NavList:
A Community Devoted to the Preservation and Practice of Celestial Navigation and Other Methods of Traditional Wayfinding
Re: Comments on the units
From: Clyde Nickerson
Date: 2006 Apr 7, 18:08 -0300
From: Clyde Nickerson
Date: 2006 Apr 7, 18:08 -0300
For Alex, Yes there is something similar in the West....Canadian Gunners use the mil. 17.7 mils to the degree , if my memory of Arty training 50 years ago is correct.
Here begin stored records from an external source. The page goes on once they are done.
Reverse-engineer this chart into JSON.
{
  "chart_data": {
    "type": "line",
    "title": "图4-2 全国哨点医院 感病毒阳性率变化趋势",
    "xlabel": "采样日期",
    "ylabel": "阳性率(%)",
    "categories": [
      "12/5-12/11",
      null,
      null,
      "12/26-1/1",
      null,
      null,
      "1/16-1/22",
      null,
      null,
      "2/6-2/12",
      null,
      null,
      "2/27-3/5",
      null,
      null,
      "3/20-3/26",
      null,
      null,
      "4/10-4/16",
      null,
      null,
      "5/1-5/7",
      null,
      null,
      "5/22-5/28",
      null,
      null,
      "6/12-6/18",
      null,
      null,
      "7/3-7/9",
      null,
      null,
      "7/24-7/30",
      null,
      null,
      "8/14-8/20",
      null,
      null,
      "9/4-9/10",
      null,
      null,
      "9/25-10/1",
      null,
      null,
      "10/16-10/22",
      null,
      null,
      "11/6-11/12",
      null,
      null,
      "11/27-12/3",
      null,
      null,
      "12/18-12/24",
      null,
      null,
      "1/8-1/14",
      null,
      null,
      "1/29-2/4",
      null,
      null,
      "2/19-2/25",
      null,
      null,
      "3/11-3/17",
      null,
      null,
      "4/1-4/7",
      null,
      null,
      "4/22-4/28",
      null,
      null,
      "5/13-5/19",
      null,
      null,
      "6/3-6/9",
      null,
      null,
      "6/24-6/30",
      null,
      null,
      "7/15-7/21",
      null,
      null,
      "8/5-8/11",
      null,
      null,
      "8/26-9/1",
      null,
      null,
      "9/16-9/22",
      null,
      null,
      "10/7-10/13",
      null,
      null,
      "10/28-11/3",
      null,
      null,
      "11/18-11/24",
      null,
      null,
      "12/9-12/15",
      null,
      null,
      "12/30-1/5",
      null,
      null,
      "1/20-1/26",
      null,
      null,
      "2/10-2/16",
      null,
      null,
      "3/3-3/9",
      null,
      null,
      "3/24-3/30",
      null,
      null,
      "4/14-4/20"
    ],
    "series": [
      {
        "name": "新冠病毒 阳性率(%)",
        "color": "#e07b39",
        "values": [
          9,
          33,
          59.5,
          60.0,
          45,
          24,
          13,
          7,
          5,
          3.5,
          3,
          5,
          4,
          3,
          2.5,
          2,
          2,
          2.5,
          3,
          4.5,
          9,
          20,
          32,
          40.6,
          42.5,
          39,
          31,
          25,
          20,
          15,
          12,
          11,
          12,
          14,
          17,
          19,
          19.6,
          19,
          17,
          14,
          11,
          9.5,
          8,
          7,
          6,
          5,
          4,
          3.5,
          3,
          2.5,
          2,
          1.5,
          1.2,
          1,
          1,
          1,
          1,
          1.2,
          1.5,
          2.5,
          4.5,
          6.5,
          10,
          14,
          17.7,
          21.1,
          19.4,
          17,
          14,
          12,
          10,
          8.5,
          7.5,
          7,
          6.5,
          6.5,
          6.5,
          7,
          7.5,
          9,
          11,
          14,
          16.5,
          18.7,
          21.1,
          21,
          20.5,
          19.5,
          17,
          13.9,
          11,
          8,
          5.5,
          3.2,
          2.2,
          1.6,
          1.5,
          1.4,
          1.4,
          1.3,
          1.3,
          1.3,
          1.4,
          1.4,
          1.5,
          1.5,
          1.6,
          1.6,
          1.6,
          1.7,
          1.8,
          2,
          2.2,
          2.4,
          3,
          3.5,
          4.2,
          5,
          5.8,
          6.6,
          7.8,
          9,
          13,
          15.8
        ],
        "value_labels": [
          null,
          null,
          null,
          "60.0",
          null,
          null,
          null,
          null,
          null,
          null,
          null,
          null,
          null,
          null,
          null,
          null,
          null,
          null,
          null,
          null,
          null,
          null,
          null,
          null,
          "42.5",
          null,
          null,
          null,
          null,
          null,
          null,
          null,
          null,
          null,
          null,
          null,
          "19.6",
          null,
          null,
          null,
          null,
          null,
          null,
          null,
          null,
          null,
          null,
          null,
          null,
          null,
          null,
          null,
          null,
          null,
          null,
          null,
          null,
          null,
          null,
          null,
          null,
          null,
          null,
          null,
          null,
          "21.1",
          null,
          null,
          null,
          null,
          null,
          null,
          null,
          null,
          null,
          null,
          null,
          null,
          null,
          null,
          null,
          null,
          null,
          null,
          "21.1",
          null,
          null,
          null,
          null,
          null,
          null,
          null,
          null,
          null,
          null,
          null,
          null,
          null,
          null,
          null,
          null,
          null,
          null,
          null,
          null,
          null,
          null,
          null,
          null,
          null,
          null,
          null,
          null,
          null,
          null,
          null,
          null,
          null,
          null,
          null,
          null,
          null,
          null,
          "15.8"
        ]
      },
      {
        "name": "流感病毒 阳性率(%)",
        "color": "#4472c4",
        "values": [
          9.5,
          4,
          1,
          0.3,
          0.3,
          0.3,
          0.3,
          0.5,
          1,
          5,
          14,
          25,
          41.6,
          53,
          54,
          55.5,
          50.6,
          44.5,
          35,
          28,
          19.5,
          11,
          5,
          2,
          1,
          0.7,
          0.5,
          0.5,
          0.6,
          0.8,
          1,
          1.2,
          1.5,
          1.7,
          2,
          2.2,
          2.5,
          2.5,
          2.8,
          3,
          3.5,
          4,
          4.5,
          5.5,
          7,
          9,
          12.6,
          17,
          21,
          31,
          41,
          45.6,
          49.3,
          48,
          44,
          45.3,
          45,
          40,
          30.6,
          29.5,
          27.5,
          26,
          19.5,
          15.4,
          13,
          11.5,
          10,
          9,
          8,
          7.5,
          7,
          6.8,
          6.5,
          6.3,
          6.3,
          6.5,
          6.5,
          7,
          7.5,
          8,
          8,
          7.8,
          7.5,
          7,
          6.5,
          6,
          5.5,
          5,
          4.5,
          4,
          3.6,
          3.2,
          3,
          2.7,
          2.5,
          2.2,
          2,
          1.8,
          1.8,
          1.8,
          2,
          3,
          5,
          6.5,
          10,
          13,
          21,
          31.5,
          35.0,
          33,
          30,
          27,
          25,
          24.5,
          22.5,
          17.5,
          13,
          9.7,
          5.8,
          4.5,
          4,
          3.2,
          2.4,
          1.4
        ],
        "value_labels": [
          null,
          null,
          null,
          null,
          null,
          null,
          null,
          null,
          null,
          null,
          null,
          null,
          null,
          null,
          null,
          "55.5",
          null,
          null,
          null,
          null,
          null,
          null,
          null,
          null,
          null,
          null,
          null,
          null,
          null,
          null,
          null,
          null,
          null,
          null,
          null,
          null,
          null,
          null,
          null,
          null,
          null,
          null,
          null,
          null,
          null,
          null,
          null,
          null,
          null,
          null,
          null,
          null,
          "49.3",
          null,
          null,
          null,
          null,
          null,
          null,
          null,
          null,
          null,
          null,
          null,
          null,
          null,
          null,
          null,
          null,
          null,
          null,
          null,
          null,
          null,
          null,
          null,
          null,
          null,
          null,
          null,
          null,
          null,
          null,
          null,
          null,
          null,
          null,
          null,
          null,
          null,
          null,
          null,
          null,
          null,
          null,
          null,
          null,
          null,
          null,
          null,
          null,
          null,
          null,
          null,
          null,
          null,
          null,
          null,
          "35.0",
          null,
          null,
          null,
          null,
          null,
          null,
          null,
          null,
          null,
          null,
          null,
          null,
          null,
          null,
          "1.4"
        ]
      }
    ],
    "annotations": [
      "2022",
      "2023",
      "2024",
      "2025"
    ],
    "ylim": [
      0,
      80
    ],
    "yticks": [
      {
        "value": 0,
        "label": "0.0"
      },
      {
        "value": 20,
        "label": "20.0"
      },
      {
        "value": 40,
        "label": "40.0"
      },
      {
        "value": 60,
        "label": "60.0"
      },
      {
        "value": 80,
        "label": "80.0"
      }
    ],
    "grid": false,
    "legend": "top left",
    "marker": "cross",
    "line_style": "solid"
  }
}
Clyde ----- Original Message ----- From: "Alexandre E Eremenko"To: Sent: Friday, April 07, 2006 3:07 PM Subject: Comments on the units > Perhaps this does not fit exactly in > the list scope but I will comment a bit about this funny subject > of the units. > > On Fri, 7 Apr 2006, George Huxtable wrote: > > > | We think of the metric system being firmly established in the world, but > > | only a part of it -- measurement of distance and temperature -- is > > | universal. > > I am surprised with this statement. > If you subtract the US, from the rest of the world, > the metric system if firmly established in EVERYTHING > except time/angular measures. > > Of course there is nothing good or natural about base 10 at all. > Bases 8 and 12 are much more convenient for many purposes. > I know of one attempt of transfer to base 8 > (Charles XII of Sweden tried to introduce it as a general standard. > But he died young (and defeated)). > > > Grads (100, not 90, to the right-angle) still appear on some French maps. > > In Soviet artillery, at least when I served for a brief period in 1975, > the angle measurement unit was called simply "one division". > There were 6000 divisions in the full circle. > The reason for this was that 6 is a reasonable approximation to 2pi. > Thus an object of size 1 meter is seen at the distance of 1 kilometer > under the angle of 1 division, approximately. > So if you see a tank whose height is 3 meters under the angle > of 2 divisions, the distance is (3/2) times 1000=1500 meters, > very simple for quick calculation in your head:-) > But the precision instruments were also graded in "divisions" > to avoid confusion. > > Confusion however occured in the interaction with > our aviation where the angles were naturally measured in degrees... > or with the navy where the distances were measured in cables > and miles but the angles still in degrees:-) > > Grades were also used somewhere in the military but I don't remember > where:-) > > But speaking seriously, probably one reason why the system based > on 60 still holds is that 6 is close to 2pi. Closer than 10 anyway:-) > > Is there anything similar to the Soviet "division" in the West? > > Alex.